Carless was born on 22 April 1925 in Nainital, British India, to Henry Alfred Carless, CIE, who served as a police officer in the Indian Civil Service (Inspector-General of Police, Ajmer-Merwara and advisor to the Resident of Rajputana) and his wife, Gwendolen Pattullo.
[2] Carless was commissioned in January 1944[3] in the Intelligence Corps and posted to Teheran as a staff officer with the 12th Indian Division, but volunteered for active service, first with the 5th Infantry Division, and later, in the last nine months of World War II he served in the 15th Scottish with the 6th Battalion of the Royal Scots Fusiliers.
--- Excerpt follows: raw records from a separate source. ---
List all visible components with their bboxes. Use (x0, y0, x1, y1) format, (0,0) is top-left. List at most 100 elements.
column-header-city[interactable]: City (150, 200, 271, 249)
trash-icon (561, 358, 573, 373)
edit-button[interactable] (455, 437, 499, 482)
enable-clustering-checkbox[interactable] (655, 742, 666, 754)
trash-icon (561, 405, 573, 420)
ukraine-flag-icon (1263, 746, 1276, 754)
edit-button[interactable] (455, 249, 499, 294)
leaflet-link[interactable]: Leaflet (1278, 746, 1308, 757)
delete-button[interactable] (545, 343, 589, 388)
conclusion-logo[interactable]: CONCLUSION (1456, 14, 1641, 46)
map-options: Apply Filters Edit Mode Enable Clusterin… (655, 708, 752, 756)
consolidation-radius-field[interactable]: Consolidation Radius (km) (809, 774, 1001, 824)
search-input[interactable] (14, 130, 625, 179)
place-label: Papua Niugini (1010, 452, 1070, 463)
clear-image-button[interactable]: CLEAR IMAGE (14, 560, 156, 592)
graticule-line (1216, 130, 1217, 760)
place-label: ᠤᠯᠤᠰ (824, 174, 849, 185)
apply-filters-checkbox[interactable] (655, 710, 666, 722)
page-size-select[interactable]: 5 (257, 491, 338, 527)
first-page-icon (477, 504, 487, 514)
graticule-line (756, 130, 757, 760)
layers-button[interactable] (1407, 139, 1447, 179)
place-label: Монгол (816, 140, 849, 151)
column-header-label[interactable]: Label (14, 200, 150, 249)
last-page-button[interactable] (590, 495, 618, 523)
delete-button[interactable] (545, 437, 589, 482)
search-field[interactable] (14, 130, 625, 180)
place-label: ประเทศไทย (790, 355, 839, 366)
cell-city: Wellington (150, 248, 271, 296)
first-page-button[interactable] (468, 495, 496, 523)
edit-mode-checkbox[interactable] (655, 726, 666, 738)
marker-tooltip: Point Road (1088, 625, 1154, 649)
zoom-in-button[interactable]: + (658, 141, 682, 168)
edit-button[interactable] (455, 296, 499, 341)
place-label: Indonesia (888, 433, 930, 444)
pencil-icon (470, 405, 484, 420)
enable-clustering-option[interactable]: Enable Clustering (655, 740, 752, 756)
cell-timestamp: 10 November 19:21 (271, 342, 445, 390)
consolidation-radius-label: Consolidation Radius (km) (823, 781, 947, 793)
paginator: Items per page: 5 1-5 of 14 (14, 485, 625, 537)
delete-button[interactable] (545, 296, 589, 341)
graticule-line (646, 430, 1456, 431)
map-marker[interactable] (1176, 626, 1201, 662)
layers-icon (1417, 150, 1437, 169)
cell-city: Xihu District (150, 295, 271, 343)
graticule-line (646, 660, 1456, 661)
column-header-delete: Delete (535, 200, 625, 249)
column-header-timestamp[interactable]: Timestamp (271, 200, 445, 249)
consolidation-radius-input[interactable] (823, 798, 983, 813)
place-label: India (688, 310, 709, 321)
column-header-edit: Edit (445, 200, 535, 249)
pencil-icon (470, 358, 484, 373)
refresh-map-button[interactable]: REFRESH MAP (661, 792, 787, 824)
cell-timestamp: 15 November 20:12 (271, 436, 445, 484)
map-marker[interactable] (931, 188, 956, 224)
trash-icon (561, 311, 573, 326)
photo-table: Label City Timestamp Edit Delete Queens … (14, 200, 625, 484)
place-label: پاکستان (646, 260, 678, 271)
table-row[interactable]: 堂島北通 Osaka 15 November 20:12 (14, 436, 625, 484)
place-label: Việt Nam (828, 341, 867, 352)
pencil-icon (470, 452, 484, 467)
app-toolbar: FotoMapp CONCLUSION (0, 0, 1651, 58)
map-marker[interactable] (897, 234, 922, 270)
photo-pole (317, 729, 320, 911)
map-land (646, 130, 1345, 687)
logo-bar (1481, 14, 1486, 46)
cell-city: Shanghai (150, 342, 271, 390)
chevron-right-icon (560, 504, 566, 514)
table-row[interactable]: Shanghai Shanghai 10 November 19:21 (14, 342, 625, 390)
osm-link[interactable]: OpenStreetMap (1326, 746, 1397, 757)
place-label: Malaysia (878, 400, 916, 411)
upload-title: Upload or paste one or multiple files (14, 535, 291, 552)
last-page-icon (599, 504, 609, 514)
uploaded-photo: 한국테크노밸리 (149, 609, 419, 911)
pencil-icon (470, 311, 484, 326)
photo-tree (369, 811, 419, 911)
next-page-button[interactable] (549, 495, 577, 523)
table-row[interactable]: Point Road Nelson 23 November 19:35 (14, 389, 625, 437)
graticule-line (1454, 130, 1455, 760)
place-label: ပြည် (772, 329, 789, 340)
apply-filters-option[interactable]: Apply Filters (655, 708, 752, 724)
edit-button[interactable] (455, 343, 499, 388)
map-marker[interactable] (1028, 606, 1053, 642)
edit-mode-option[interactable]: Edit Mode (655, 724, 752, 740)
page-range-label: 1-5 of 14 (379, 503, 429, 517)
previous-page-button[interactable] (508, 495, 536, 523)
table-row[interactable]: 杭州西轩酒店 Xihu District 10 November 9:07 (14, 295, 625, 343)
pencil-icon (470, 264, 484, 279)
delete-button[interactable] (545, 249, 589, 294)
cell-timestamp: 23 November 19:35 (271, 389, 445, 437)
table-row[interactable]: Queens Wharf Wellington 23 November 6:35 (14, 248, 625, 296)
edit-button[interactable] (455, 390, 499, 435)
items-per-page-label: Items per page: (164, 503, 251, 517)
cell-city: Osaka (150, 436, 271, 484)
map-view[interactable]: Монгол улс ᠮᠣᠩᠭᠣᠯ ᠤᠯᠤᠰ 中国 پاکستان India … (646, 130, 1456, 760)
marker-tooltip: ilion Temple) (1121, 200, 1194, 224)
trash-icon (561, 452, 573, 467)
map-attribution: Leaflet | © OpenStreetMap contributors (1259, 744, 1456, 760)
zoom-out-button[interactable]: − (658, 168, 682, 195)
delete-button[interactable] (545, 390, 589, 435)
Between 1958 and 1961 he worked in the Information Research Dept, FO, and as Private Secretary to Lord Dundee, the Minister of State for Foreign Affairs[1] (1961 to 1963).
He headed the Latin America department of the Foreign Office from 1973 to 1977, before his ministerial appointment as chargé d'affaires in Buenos Aires, Argentina, from 1977 until 1980, where he monitored the disputed sovereignty of islands in the Beagle Channel, and the Falklands.
Following his retirement in 1985, Carless served as Vice-Chairman of the South Atlantic Council based in London, and between 1994 and 1996 he chaired the influential series of Argentine-British Conferences which helped to re-instate full diplomatic relations between the two countries after the Falklands war.